I googled ‘centers for disease control’ to remind myself whether this organization actually made ‘centers’ plural in their name. Do not ask me why they would want to make it plural, except the National Institutes of Health wants to have more than one institute, plus you sound more important. If you’re just a Center, God knows you could be single office down in the basement of Health and Human Services headquarters.
Go to their website, https://www.cdc.gov/, if you can take it. You feel a little like you stepped into the home page for an elementary school, one that’s more interested in PR than in teaching. Does it reassure you that the CDC is a constant presence at the president’s press briefings? Honestly, you have the presidential seal up front, and off in the back or to the side, you have the CDC logo posted somewhere. Even more than that, they have CDC people lined up in a row behind him! Does that reassure you?
It does not reassure me. Since when do we need health bureaucrats to back up a buffoon who wants to talk to us about our health, or about all the plans he has to protect us from some invisible germ he discovered a couple of weeks ago? I guess he’s supposed to do that because he’s our leader, which means he has to reassure us when we become anxious about something outside our control. Everyone tells him to show leadership, though of course when he stands in front of people at those press briefings, people criticize him for his poor leadership. So he asks those CDC dignitaries to stand behind him, so people will not criticize him.
Since when do we need health bureaucrats to back up a buffoon who wants to talk to us about our health?
I sometimes think, as a culture, we are not a terribly reflective group of people. Generally our attention spans are not a lot longer than the president’s, which is pretty short. In that way, his leadership style suits our disposition. I hope, though, that when the pandemic eases, we pause for even a few minutes to ask whether the feds contributed even minutely to the positive side of the balance sheet in the nation’s response to the pandemic.

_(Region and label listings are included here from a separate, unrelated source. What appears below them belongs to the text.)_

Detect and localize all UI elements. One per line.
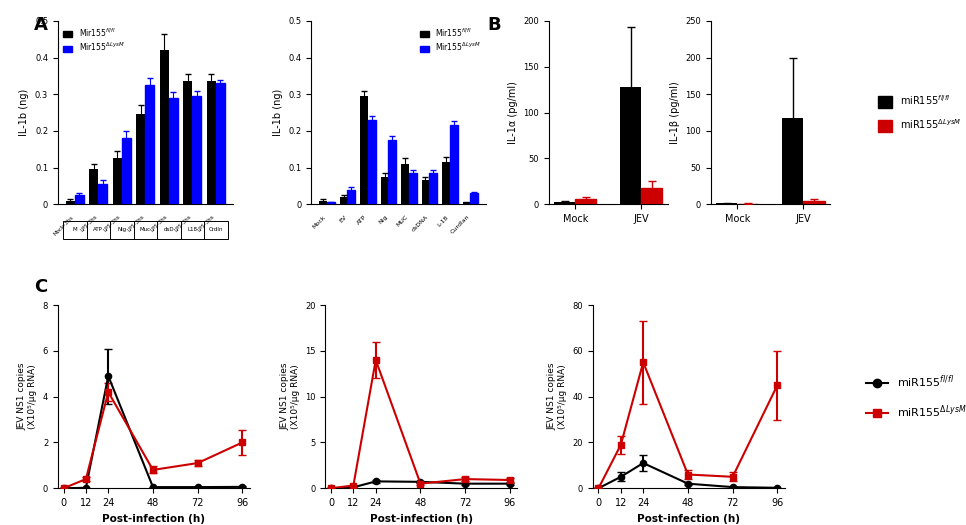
Legend: Mir155$^{fl/fl}$, Mir155$^{ΔLysM}$: Mir155$^{fl/fl}$, Mir155$^{ΔLysM}$ [62, 25, 126, 55]
Text: Nig: Nig [117, 227, 127, 233]
Bar [620, 87, 641, 204]
Bar [554, 203, 575, 204]
Text: A: A [34, 16, 47, 34]
Bar [122, 138, 130, 204]
Text: Mock-3hs: Mock-3hs [53, 214, 74, 236]
Text: L18: L18 [187, 227, 197, 233]
Y-axis label: JEV NS1 copies
(X10⁵/μg RNA): JEV NS1 copies (X10⁵/μg RNA) [548, 363, 567, 430]
Bar [716, 203, 737, 204]
Text: Curdlan: Curdlan [449, 214, 470, 235]
Y-axis label: IL-1α (pg/ml): IL-1α (pg/ml) [508, 81, 518, 144]
Y-axis label: IL-1β (pg/ml): IL-1β (pg/ml) [669, 81, 680, 144]
Bar [388, 140, 396, 204]
Y-axis label: JEV NS1 copies
(X10⁵/μg RNA): JEV NS1 copies (X10⁵/μg RNA) [280, 363, 299, 430]
Text: LPS-3hs: LPS-3hs [103, 214, 122, 233]
Bar [381, 177, 388, 204]
Bar [421, 181, 429, 204]
Text: Nig: Nig [378, 214, 388, 225]
X-axis label: Post-infection (h): Post-infection (h) [370, 513, 473, 523]
Text: LPS-3hs: LPS-3hs [79, 214, 99, 233]
Bar [90, 170, 99, 204]
X-axis label: Post-infection (h): Post-infection (h) [102, 513, 206, 523]
Bar [327, 203, 335, 204]
Y-axis label: JEV NS1 copies
(X10⁵/μg RNA): JEV NS1 copies (X10⁵/μg RNA) [18, 363, 38, 430]
Text: M: M [72, 227, 77, 233]
Bar [450, 125, 458, 204]
Bar [340, 197, 348, 204]
Bar [113, 159, 122, 204]
Bar [782, 118, 804, 204]
Text: LPS-3hs: LPS-3hs [127, 214, 145, 233]
Legend: miR155$^{fl/fl}$, miR155$^{ΔLysM}$: miR155$^{fl/fl}$, miR155$^{ΔLysM}$ [866, 373, 966, 420]
Bar [368, 120, 376, 204]
Text: L-18: L-18 [437, 214, 450, 227]
Text: Muc: Muc [140, 227, 151, 233]
Y-axis label: IL-1b (ng): IL-1b (ng) [272, 89, 283, 136]
Bar [184, 81, 192, 204]
Bar [319, 201, 327, 204]
Bar [66, 201, 74, 204]
Bar [74, 195, 84, 204]
Bar [429, 173, 438, 204]
Bar [348, 190, 355, 204]
Bar [575, 199, 596, 204]
Bar [136, 114, 145, 204]
Text: ATP: ATP [94, 227, 103, 233]
Text: LPS-3hs: LPS-3hs [174, 214, 192, 233]
Text: LPS-3hs: LPS-3hs [150, 214, 169, 233]
Text: dsD: dsD [163, 227, 174, 233]
Text: B: B [488, 16, 501, 34]
Bar [145, 85, 155, 204]
Text: MUC: MUC [395, 214, 409, 228]
Bar [360, 96, 368, 204]
Text: EV: EV [338, 214, 348, 224]
Bar [409, 173, 416, 204]
Bar [641, 188, 663, 204]
Text: ATP: ATP [356, 214, 368, 226]
Bar [463, 203, 470, 204]
Bar [169, 98, 178, 204]
Text: Mock: Mock [312, 214, 327, 229]
Bar [215, 83, 225, 204]
Bar [207, 81, 215, 204]
Bar [470, 193, 478, 204]
Text: LPS-3hs: LPS-3hs [197, 214, 215, 233]
Y-axis label: IL-1b (ng): IL-1b (ng) [19, 89, 29, 136]
Bar [99, 184, 107, 204]
Text: C: C [34, 278, 47, 296]
Bar [401, 164, 409, 204]
Bar [442, 162, 450, 204]
Text: CrdIn: CrdIn [209, 227, 223, 233]
Bar [63, 220, 228, 239]
Text: dsDNA: dsDNA [411, 214, 429, 233]
Bar [192, 96, 201, 204]
Bar [804, 201, 825, 204]
Bar [160, 50, 169, 204]
X-axis label: Post-infection (h): Post-infection (h) [638, 513, 740, 523]
Legend: Mir155$^{fl/fl}$, Mir155$^{ΔLysM}$: Mir155$^{fl/fl}$, Mir155$^{ΔLysM}$ [418, 25, 482, 55]
Legend: miR155$^{fl/fl}$, miR155$^{ΔLysM}$: miR155$^{fl/fl}$, miR155$^{ΔLysM}$ [878, 93, 961, 132]
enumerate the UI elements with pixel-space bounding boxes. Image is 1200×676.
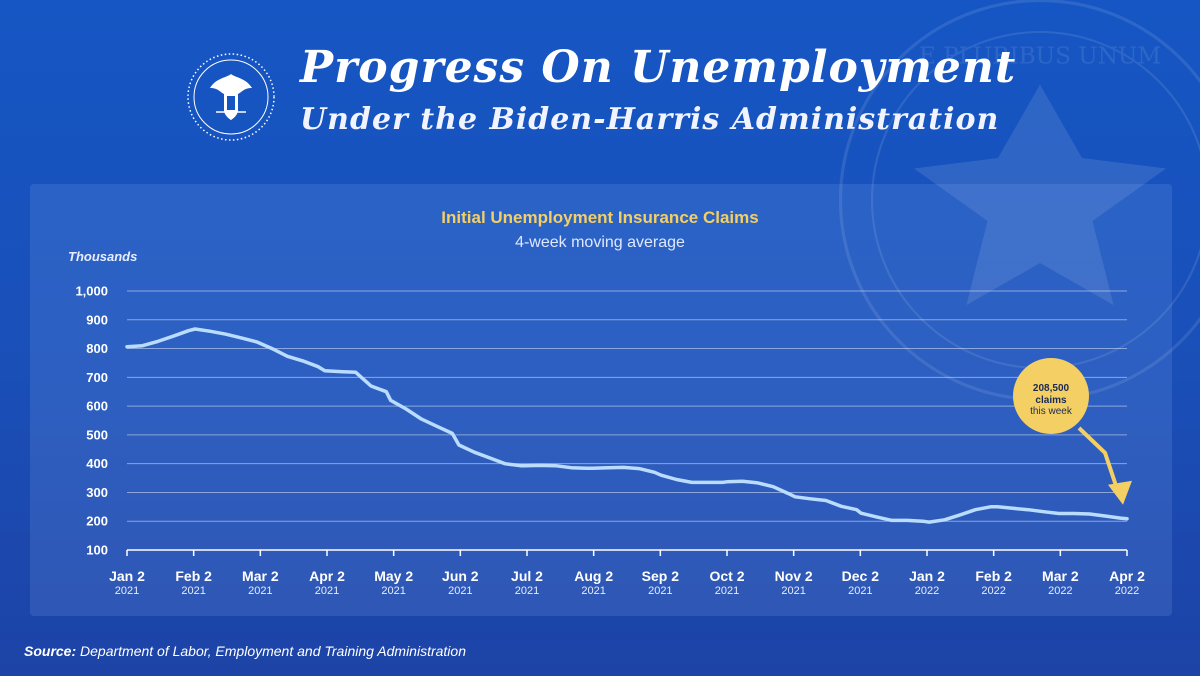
x-tick-label: Oct 2 — [709, 568, 744, 584]
x-tick-year: 2021 — [448, 585, 472, 597]
y-tick-label: 500 — [86, 427, 108, 442]
series-line — [125, 327, 1129, 524]
x-tick-year: 2021 — [515, 585, 539, 597]
y-tick-label: 300 — [86, 485, 108, 500]
x-tick-year: 2021 — [248, 585, 272, 597]
annotation-value: 208,500 — [1033, 383, 1070, 394]
x-tick-year: 2021 — [181, 585, 205, 597]
y-tick-labels: 100 200 300 400 500 600 700 800 900 1,000 — [75, 284, 108, 558]
x-tick-label: Jul 2 — [511, 568, 543, 584]
y-tick-label: 600 — [86, 399, 108, 414]
page-title: Progress On Unemployment — [300, 42, 1017, 93]
x-tick-label: Aug 2 — [574, 568, 613, 584]
x-tick-year: 2022 — [1115, 585, 1139, 597]
x-tick-label: Jan 2 — [909, 568, 945, 584]
series-layer — [125, 327, 1129, 524]
y-tick-label: 700 — [86, 370, 108, 385]
chart-title: Initial Unemployment Insurance Claims — [441, 208, 758, 227]
y-tick-label: 100 — [86, 543, 108, 558]
x-tick-label: Nov 2 — [775, 568, 813, 584]
gridlines — [126, 290, 1128, 556]
x-tick-year: 2021 — [715, 585, 739, 597]
x-tick-label: Sep 2 — [642, 568, 680, 584]
annotation-bubble — [1013, 358, 1089, 434]
presidential-seal-icon — [187, 53, 275, 141]
y-tick-label: 800 — [86, 341, 108, 356]
x-tick-year: 2021 — [115, 585, 139, 597]
x-tick-label: Apr 2 — [309, 568, 345, 584]
x-tick-label: May 2 — [374, 568, 413, 584]
svg-text:E PLURIBUS UNUM: E PLURIBUS UNUM — [919, 44, 1161, 70]
x-tick-label: Feb 2 — [175, 568, 212, 584]
x-tick-label: Jan 2 — [109, 568, 145, 584]
x-tick-label: Jun 2 — [442, 568, 479, 584]
x-tick-year: 2022 — [1048, 585, 1072, 597]
y-tick-label: 200 — [86, 514, 108, 529]
x-tick-year: 2021 — [381, 585, 405, 597]
x-tick-label: Feb 2 — [975, 568, 1012, 584]
chart-panel — [30, 184, 1172, 616]
page-subtitle: Under the Biden-Harris Administration — [300, 102, 1000, 137]
x-tick-year: 2021 — [648, 585, 672, 597]
x-tick-year: 2022 — [915, 585, 939, 597]
y-tick-label: 400 — [86, 456, 108, 471]
y-axis-label: Thousands — [68, 249, 137, 264]
source-note: Source: Department of Labor, Employment … — [24, 643, 466, 659]
source-text: Department of Labor, Employment and Trai… — [76, 643, 466, 659]
annotation-arrow-line — [1077, 426, 1121, 496]
annotation-line2: this week — [1030, 406, 1073, 417]
x-tick-year: 2021 — [581, 585, 605, 597]
x-tick-year: 2021 — [848, 585, 872, 597]
chart-subtitle: 4-week moving average — [515, 234, 685, 251]
x-tick-year: 2021 — [315, 585, 339, 597]
x-tick-year: 2022 — [981, 585, 1005, 597]
annotation-arrowhead — [1108, 480, 1132, 505]
y-tick-label: 1,000 — [75, 284, 108, 299]
y-tick-label: 900 — [86, 312, 108, 327]
x-tick-label: Mar 2 — [1042, 568, 1079, 584]
source-label: Source: — [24, 643, 77, 659]
x-tick-label: Apr 2 — [1109, 568, 1145, 584]
annotation-line1: claims — [1035, 395, 1067, 406]
x-tick-label: Dec 2 — [842, 568, 880, 584]
x-tick-year: 2021 — [781, 585, 805, 597]
x-tick-label: Mar 2 — [242, 568, 279, 584]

I do not mean to say we should pile on people who tried to do their best in difficult circumstances. Yes, I criticize the CDC, and I’ll continue doing so. I just want to encourage a mindset that asks, “Does centralized control in matters of public health give us tools we need to meet a pandemic’s challenges?” CDC’s whole name – every word of it – invites the question. The office practices centralized control of disease. Why is that a good idea? You might say we need a central military command to build a nuclear-powered aircraft carrier, or to deploy an army on a distant shore. Why do we need centralized control to deal with an infectious disease?
If you go to CDC’s website, you’ll wonder what they do that we cannot accomplish more effectively in our own communities.
The premise is that people cannot make choices for themselves – they imitate their leaders instead. That is where they look for direction.
To return to the question of public leadership: good leaders do not force people to do things they would otherwise not do. Leaders make it possible for people to do things they want to do. Michelle Cottle writes in the New York Times that leader Boris Johnson caused untold damage because, why? Because he was out leading people when he should have self-isolated. Because, you see, when you set a bad example, people die. The premise is that people cannot make choices for themselves – they imitate their leaders instead. That is where they look for direction.
Well, to an extent, they do. Yet leaders, in their desire to look decisive and strong, do other things that do not turn out so well for people. If leaders force workers out of their jobs and livelihoods, force business owners to close their businesses and send people home, prohibit medical professionals from developing and distributing needed assays, force this, prohibit that, and flail around until everyone is satisfied you’ve done something decisive – then cough up mounds of magic money to make up for the damage you have done – spare me.
Good leaders do not force people to do things they would otherwise not do.
That is not leadership. That is a perverse kind of panic that satisfies so-called followers who think safety lies with obedience to people who love to give orders, known as strongmen in politics. These people are not your parents. They will put their interests before yours every time. They will close down your livelihood before they let themselves look indecisive.
During uncertain periods and circumstances – conditions that shroud almost all of human existence – one person’s questionable example is another person’s sense of confidence. Numerous social health enforcers seem super-sure they know a good example when they see one – and shame on anyone who departs from their orthodoxy. We have tools now where anyone can shame anyone else, thousands of miles away. These tools of social pressure are the opposite of leadership. Leaders do not pressure, denounce, and coerce. Leaders open the way.
Related quotation from J. D. Tuccille
As the COVID-19 pandemic hit the U.S., pundits and opposition politicians pounded President Trump for displaying a “lack of leadership” in response to the deadly virus. And it’s true that, as always, the president was prone to minimizing inconvenient developments, bristling at critics, and contradicting members of his own team. Without a strong, focused figure in the White House (maybe somebody less deplorable?), we can’t possibly pull through this crisis, the opponents suggested. But that’s ridiculous; anybody making their responses to events contingent on political office not being held by narcissistic ass-clowns is putting their fate in the hands of circumstances they can’t control. They’re making a false virtue of dependency.